Another important aspect is to determine what we want, what type of relationship suits us best and what depends on us. Joan Garriga in her book Good Love in Couples (Destiny, 2013) suggests that the best couples are those in which the relationship flows without much emotional turbulence or wear and tear. To do this, Jorba offers a personal reflection for those with or without a partner, which consists of responding to what we would like from the other person in three areas: their personal profile (that they like sports, that they empathize… ), the dynamics that are generated (sports every week, emotional conversations…) and how we would like to feel (secure, attracted…). After completing this list, we need to think about what is up to us about what we want to happen. Many times a passive role is assumed in relationships. We long for the other person to act or that, just by the fact that they appear in our lives, everything we seek happens by magic. However, love is a decision, as Erich Fromm would say. Building a healthy emotional connection means leaving the passive attitude for a more active one where we make the other person want to be with us too.

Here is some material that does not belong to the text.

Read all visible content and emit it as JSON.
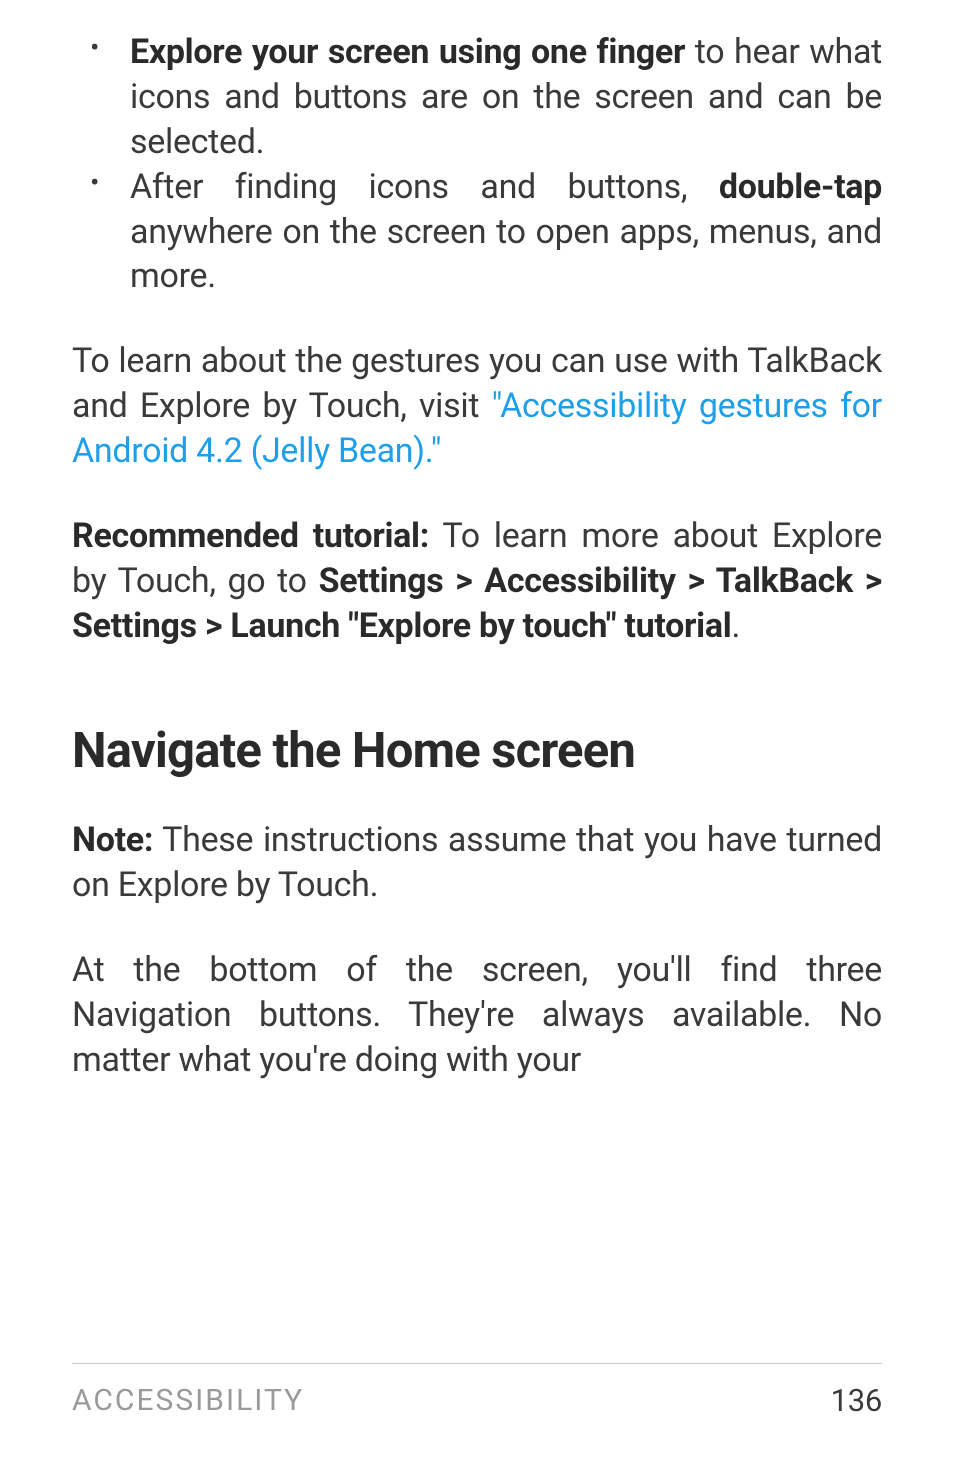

The above is possible only if we understand that the partner can be an important part of us, but it is not everything. Or as Garriga said, “The couple can give you happiness, but they don’t have the power to make you happy.” The latter depends on the person himself, on self-esteem and personal security, as well as on our ability to regulate our emotions. On this last point, Jorda offers an interesting differentiation. When faced with problems, we need a balance between self-regulation (playing music, writing, going out for sports…) and co-regulation (chatting with a friend, talking to your partner immediately after an argument to resolve it…) . When we rely only on co-regulation, or when we constantly need external support to deal with our problems, we are more prone to emotional dependence, according to Jorda.
In other words, in the age of liquid love, learning to live with loneliness is a good recipe for a good relationship.